La France ne cesse chaque année d’occuper la place de leader mondial de l’imposition à outrance ! Peut-être, est-elle dépassée par la Corée du Nord ? Nous devons revoir l’ensemble du mode opératoire de la fiscalité. Celle qui frappe nos compatriotes. Celle qui pénalise le monde de l’entrepreneuriat. Il y a un décrochage au plan démographique de – 2,75 %. La stagnation économique s’est accentuée avec des retards de – 1,5 point malgré les taux d’intérêts très bas. Le chômage de masse concerne 5,7 millions de personnes. Quant au ministère du travail, il s’est progressivement mué en ministère du chômage ! L’appauvrissement des Français progresse avec une baisse du PIB par habitant de 6 % inférieur à la moyenne en Europe. Les dépenses de l’Etat se sont envolées. Sur un plan pragmatique, je suis favorable à la réduction d’un tiers du nombre de parlementaires. Y compris dans l’Yonne où un seul sénateur suffirait amplement…

Parlons justement de ce territoire que vous connaissez bien. Vous aimeriez qu’il reprenne des couleurs…

Oui ! En luttant contre la désertification médicale. En défendant les intérêts de l’agriculture. En encourageant les entrepreneurs à se développer. Promouvoir les territoires ruraux est une priorité. L’Yonne doit pouvoir disposer d’accès à la téléphonie mobile et à Internet de manière qualitative. Cela fait partie intégrante des grands enjeux. Or, aujourd’hui, j’ai le sentiment que sur ces différents dossiers, nous avançons au rythme d’un escargot neurasthénique ! Je suis révolté par l’ensemble des retards accumulés en Bourgogne. Des régions comme la Vendée, l’Auvergne ou les Pays de Loire possèdent des longueurs d’avance considérables par rapport à nous. C’est incompréhensible alors que nous sommes la porte d’entrée naturelle vers l’Ile de France et la capitale…

L’apprentissage n’est-il pas un moyen pérenne pour créer des passerelles entre les jeunes générations et les entreprises ?

C’est un dossier qui me tient à cœur ! Il y a tout à faire en France dans ce domaine. Le gouvernement socialiste a cassé la dynamique de la filière alors qu’il en prône les vertus et les applications. L’apprentissage doit être réhabilité dans l’intérêt des jeunes et des entreprises mais pas n’importe comment. Quant aux aides de mille euros à l’embauche, c’est grotesque ! Il faut créer un véritable plan d’urgence à l’emploi.

Sur un plan politique, vous vous définissez comme étant de droite et allié au centre droit et de ne pas entretenir de liens particuliers avec les socialistes et la gauche de la gauche. Mais, cela ne vous empêche pas de tendre la main à vos adversaires…

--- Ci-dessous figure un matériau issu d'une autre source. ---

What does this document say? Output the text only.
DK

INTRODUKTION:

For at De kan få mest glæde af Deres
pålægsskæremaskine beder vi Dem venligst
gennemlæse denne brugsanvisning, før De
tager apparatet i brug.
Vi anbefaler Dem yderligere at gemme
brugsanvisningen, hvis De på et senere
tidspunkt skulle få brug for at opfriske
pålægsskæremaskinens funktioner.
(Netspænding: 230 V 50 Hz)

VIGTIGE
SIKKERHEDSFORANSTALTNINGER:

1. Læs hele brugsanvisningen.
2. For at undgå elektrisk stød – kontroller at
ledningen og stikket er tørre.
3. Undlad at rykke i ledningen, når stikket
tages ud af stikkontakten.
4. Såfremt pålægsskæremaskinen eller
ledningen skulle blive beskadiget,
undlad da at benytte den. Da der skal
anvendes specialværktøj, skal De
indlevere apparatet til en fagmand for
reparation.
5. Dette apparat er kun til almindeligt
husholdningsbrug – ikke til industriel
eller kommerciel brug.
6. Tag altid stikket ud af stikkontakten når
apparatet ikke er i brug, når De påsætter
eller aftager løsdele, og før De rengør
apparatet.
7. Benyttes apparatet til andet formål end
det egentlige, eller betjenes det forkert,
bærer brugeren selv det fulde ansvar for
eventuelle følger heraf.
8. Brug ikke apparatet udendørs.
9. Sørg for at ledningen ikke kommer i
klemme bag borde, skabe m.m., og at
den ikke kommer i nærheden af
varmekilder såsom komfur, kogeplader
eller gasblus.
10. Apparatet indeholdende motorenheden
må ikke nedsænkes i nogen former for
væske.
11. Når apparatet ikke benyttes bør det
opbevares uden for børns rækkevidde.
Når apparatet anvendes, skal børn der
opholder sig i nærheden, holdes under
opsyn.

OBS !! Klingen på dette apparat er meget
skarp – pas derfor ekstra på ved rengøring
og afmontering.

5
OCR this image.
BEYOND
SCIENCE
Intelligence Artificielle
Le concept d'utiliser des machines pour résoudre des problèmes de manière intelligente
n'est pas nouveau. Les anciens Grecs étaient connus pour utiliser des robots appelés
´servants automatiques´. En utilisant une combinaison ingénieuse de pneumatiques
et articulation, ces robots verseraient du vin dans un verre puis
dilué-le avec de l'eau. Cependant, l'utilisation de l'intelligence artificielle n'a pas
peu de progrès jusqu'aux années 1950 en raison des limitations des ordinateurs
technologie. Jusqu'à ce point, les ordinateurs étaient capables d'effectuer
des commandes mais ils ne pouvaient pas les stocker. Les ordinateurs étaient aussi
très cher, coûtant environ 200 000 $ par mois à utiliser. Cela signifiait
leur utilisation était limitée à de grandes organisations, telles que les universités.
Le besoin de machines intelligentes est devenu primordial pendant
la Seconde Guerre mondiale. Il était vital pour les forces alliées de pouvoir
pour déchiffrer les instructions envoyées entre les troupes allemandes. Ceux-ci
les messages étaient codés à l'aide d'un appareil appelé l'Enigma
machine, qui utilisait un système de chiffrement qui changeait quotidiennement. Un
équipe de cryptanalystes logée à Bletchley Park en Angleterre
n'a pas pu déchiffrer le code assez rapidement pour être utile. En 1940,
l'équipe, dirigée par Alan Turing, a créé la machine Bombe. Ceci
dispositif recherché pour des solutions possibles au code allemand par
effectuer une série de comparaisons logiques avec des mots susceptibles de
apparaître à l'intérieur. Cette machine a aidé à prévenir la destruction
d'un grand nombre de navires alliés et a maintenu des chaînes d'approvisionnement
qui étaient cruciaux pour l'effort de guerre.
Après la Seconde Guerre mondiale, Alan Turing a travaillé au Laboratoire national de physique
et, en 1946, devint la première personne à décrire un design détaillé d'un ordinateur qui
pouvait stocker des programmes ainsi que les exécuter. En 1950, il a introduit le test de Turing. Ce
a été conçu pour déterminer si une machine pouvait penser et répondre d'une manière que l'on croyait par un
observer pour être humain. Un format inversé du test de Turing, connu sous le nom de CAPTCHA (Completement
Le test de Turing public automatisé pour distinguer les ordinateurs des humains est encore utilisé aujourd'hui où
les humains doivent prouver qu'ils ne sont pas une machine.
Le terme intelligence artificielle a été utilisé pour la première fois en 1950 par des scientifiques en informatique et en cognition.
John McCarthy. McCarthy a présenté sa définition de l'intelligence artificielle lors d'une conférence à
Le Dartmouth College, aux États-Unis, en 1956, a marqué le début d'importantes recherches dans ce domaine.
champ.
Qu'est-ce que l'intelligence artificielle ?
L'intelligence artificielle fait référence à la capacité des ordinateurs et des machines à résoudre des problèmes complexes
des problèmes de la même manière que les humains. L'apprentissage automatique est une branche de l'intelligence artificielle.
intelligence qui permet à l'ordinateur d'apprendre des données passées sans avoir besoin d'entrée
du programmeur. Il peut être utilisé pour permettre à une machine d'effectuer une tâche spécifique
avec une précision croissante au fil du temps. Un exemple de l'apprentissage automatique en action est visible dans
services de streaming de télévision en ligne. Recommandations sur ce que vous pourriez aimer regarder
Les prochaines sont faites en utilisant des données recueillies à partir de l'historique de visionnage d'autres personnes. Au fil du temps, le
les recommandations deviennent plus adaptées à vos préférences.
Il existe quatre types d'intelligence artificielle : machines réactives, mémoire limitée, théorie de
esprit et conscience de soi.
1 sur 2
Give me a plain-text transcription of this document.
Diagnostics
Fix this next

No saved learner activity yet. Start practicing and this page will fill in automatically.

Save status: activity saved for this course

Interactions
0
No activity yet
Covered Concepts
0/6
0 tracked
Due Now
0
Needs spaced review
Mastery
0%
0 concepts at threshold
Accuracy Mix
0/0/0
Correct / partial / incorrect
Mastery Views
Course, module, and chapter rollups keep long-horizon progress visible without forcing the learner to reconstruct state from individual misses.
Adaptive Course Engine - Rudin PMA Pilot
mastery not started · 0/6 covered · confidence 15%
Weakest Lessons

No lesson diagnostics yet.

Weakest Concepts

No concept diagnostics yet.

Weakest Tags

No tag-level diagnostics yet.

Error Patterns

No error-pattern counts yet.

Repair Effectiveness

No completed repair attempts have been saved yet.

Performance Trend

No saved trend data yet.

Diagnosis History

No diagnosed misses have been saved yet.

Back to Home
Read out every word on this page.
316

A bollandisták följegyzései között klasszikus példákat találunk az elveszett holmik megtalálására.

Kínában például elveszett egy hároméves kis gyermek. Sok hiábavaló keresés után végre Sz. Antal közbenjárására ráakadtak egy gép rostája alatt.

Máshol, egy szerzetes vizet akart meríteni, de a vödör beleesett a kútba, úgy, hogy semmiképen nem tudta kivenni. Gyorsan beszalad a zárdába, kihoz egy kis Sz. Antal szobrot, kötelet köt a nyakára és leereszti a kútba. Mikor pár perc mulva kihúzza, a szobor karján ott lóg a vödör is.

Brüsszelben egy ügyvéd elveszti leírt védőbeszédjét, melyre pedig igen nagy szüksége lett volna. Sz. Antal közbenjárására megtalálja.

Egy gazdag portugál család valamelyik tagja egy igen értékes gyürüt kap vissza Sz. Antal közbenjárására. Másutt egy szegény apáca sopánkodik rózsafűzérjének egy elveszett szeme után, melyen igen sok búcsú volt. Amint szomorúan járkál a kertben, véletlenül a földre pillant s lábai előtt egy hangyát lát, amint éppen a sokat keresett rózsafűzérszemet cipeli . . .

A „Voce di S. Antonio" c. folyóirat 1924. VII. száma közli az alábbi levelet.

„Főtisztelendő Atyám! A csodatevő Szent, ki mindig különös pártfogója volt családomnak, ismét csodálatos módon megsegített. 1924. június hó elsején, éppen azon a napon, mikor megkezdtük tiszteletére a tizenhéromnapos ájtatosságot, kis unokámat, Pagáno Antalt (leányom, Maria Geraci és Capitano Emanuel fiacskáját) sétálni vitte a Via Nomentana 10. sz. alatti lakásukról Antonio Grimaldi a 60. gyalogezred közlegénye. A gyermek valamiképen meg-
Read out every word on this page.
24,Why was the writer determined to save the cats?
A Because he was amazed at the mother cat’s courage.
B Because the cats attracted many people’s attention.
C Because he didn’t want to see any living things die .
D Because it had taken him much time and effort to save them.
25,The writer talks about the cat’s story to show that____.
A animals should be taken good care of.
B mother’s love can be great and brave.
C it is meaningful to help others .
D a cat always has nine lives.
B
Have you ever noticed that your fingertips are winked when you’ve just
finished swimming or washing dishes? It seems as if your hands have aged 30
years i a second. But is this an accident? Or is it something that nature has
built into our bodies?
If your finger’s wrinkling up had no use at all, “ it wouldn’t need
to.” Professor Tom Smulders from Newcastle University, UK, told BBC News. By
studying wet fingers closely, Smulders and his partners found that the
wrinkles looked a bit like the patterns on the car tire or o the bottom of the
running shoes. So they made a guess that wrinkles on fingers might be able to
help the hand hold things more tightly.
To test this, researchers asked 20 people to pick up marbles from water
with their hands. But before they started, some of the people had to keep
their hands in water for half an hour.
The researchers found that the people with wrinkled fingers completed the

Je crois fortement aux valeurs du fédéralisme local et de l’intérêt général commun. Une seule observation concernant notre territoire : l’Yonne possède d’incomparables atouts grâce à notre situation géographique, notre identité viticole avec l’Auxerrois et le Chablis, nos arguments touristiques, notre gastronomie, certaines de nos pépites industrielles…Un projet tel que la Cité des Vins doit être accéléré et être en phase de réussir. La formation viticole/vinicole à Auxerre doit être envisagée avec Chablis et Irancy. Mais, il nous faut aussi mobiliser toutes les compétences au-delà des clivages habituels. Aujourd’hui, je tends la main au maire d’Auxerre, Guy FEREZ, président de la Communauté de l’Auxerrois pour travailler ensemble avec lui sur ces différents dossiers à valeur ajoutée économique. C’est vital : en 5 ans, Auxerre a perdu 2 000 habitants. Il nous faut inverser très vite la tendance afin de rester crédible aux yeux de nos concitoyens…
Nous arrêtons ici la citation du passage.